In my first months at Yale, in 1989, the College was celebrating 20 years of coeducation. There were t-shirts and posters and lectures to mark the anniversary, all of which seemed ridiculous to me at first. Although I found it shocking that women as young as my mother had been denied access to a Yale education, I didn’t see coeducation as anything to celebrate. It was simply the way things should be, and throughout my lifetime it had been the way things were.

I did attend the lecture series “Celebrating Women” that year, though more for the opportunity to hear from accomplished individuals than to celebrate our common chromosomes or Yale pedigrees. Eventually I even bought a t-shirt, which is today the most prized in my collection. But the real lessons of coeducation are not ones we can absorb selectively, by attending the lectures that interest us or buying the souvenirs that catch our eye. Coeducation is about more than men and women reading the same books and taking the same exams. It’s about more than men and women being friends or sharing bathrooms or even belonging to the same secret societies.

During a reception at the Supreme Court recently, Associate Justice Ruth Bader Ginsburg said it felt great to be the second woman on the nation’s highest court. “What will be even greater,” Ginsburg quoted her daughter as saying, “is when we stop counting.”

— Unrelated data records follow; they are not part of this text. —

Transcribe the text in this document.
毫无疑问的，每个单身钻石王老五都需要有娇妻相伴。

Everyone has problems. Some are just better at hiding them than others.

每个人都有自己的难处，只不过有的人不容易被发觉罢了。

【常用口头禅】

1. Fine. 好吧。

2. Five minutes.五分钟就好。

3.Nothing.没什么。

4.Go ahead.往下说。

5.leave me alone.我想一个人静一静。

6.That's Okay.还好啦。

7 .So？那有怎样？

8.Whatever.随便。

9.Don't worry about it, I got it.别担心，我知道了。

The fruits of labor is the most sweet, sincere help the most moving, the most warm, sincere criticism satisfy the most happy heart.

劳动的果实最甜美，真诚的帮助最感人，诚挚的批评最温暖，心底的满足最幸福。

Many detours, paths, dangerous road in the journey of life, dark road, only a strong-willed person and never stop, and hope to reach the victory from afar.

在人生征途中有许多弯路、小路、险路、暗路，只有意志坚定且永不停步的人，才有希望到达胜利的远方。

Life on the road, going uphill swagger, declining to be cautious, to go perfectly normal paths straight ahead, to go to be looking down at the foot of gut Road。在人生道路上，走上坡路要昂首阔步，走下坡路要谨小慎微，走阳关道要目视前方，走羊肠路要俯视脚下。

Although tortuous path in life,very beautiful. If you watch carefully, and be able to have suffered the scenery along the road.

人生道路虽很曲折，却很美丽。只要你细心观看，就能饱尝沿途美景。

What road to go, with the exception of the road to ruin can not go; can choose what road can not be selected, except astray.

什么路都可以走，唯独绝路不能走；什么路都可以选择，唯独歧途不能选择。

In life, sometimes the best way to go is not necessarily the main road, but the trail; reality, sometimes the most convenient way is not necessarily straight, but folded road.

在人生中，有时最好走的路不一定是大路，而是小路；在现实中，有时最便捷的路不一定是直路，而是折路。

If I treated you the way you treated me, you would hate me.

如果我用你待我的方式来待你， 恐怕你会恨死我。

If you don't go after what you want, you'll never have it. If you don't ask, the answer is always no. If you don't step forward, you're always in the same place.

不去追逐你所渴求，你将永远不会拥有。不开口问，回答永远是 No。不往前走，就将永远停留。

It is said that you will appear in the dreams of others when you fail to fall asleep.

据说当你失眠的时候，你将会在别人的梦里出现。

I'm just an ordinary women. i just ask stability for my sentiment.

As Yale College celebrated two decades of coeducation, I still didn’t notice the gender gap among the Yale faculty. I didn’t know what sexual harassment was, and I didn’t know anybody who had been date-raped. But since then I’ve come to realize how short a time 20 years really is to an institution whose collective conscience is even older than the country in which it exists. I’ve realized what it means to attend a University whose tenured faculty is only 11 percent female, and I have seen promising scholars—men and women alike—sacrifice their own chances for academic renown in order to raise a family amidst inflexible parental-leave policies and unyielding tenure clocks. I know how it feels when friends are sexually assaulted by their peers. And I know the anger that comes from seeing those friends victimized again when Yale administrators (well-meaning though they may be) haven’t a clue how to handle the real challenges of coeducation because they themselves are not the products of such an environment.

Mine is a generation of women who have been promised a lot. We were told by our parents and teachers that we could be whatever we wanted to be. We are told by our universities that we do not have to endure sexual harassment, and we have been told by our freshman counselors that we can avoid becoming the victims of sexual violence if we just remind each other that “no means no.” Our generation—male and female—is fluent in the language of coeducation, but our leaders and role models are still struggling to learn its alphabet. Despite what we are told, it can be terribly difficult for us to find any real guidance when we try to translate word into action, promise into truth.

This is a challenge that rests upon our generation.

It was not through any filter of maturity or perspective that I first viewed The Women’s Table. It was through the eyes of a recently graduated “coed” whose battle scars are still tender. But the immediacy and relevancy of our experiences will be more valuable to the next years of undergraduates than the maturity or wisdom of our predecessors. As the products of coeducation, we must remain faithful to its lessons. We must stay aware of how the process of coeducation unfolds, both at Yale and at our new posts in the real world. We are the ones who are responsible for drilling our age-old institutions in the language of the day.

Under the water on The Women’s Table, figures marking the number of women who have enrolled at Yale each year spiral out, from a string of zeroes to 4,947 in 1992. After the figures are added for the women who entered this fall, the numbers will stop.

Maybe soon we can all stop counting.

As an undergraduate, Karen Alexander ’93 lived in Berkeley College and was the editorial page editor of the Yale Daily News. She is currently an intern at National Public Radio in Washington.